I am seeing more success than failures at creating single and triple node hyperconverged
setups after some weeks of experimentation so I am branching out to additional features:
In this case the ability to use SSDs as cache media for hard disks.
I tried first with a single node that combined caching and compression and that fails
during the creation of LVMs.
I tried again without the VDO compression, but actually the results where identical whilst
VDO compression but without the LV cache worked ok.

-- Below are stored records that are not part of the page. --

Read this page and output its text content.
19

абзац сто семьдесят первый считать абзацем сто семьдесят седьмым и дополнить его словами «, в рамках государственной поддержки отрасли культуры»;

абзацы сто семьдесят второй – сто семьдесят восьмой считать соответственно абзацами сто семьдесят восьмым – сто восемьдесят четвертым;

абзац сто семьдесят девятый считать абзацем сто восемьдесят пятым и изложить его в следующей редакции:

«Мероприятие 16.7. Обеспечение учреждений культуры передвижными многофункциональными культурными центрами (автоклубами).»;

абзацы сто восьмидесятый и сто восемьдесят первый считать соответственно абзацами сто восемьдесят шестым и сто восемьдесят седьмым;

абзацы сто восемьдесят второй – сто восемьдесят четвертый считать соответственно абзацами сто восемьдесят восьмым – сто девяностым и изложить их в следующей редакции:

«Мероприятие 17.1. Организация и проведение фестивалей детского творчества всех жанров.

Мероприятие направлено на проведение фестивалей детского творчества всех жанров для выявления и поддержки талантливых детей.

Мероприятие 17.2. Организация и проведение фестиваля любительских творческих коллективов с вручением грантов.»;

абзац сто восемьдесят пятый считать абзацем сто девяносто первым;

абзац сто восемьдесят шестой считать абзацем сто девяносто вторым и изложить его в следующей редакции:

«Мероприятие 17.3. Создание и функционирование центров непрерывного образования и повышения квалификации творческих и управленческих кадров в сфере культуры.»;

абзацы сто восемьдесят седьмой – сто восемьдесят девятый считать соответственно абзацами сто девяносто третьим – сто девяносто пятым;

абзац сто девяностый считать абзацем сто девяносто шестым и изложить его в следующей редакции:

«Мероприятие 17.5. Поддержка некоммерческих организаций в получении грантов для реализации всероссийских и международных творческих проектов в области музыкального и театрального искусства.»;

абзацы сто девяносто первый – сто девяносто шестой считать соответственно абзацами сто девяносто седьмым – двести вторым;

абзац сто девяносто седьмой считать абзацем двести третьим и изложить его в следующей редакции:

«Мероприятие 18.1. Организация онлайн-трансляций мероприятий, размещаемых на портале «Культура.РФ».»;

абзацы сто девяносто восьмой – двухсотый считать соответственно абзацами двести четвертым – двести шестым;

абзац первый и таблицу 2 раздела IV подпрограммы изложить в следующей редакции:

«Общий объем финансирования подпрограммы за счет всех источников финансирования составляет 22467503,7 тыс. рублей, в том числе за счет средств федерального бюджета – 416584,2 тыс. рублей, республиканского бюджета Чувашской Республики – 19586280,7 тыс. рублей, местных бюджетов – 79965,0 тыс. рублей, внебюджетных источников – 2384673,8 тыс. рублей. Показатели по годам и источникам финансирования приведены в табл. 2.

I tried various combinations, using less space etc., but the results are always the same
and unfortunately rather cryptic (substituted the physical disk label with {disklabel}):
TASK [gluster.infra/roles/backend_setup : Extend volume group] *****************
failed: [{hostname}] (item={u'vgname': u'gluster_vg_{disklabel}p1',
u'cachethinpoolname': u'gluster_thinpool_gluster_vg_{disklabel}p1',
u'cachelvname': u'cachelv_gluster_thinpool_gluster_vg_{disklabel}p1',
u'cachedisk': u'/dev/sda4', u'cachemetalvname':
u'cache_gluster_thinpool_gluster_vg_{disklabel}p1', u'cachemode':
u'writeback', u'cachemetalvsize': u'70G', u'cachelvsize':
u'630G'}) => {"ansible_loop_var": "item",
"changed": false, "err": " Physical volume
\"/dev/mapper/vdo_{disklabel}p1\" still in use\n", "item":
{"cachedisk": "/dev/sda4", "cachelvname":
"cachelv_gluster_thinpool_gluster_vg_{disklabel}p1", "cachelvsize":
"630G", "cachemetalvname":
"cache_gluster_thinpool_gluster_vg_{disklabel}p1", "cachemetalvsize":
"70G", "cachemode": "writeback",
"cachethinpoolname": "gluster_thinpool_gluster_vg_{disklabel}p1",
"vgname": "gluster_vg_{disklabel}p1"}, "msg": "Unable
to reduce gluster_vg_{disklabel}p1 by /dev/dm-15.", "rc": 5}
somewhere within that I see something that points to a race condition ("still in
use").
Unfortunately I have not been able to pinpoint the raw logs which are used at that stage
and I wasn't able to obtain more info.
At this point quite a bit of storage setup is already done, so rolling back for a clean
new attempt, can be a bit complicated, with reboots to reconcile the kernel with data on
disk.
I don't actually believe it's related to single node and I'd be quite happy to
move the creation of the SSD cache to a later stage, but in a VDO setup, this looks
slightly complex to someone without intimate knowledge of
LVS-with-cache-and-perhaps-thin/VDO/Gluster all thrown into one.
Needless the feature set (SSD caching & compressed-dedup) sounds terribly attractive
but when things don't just work, it's more terrifying.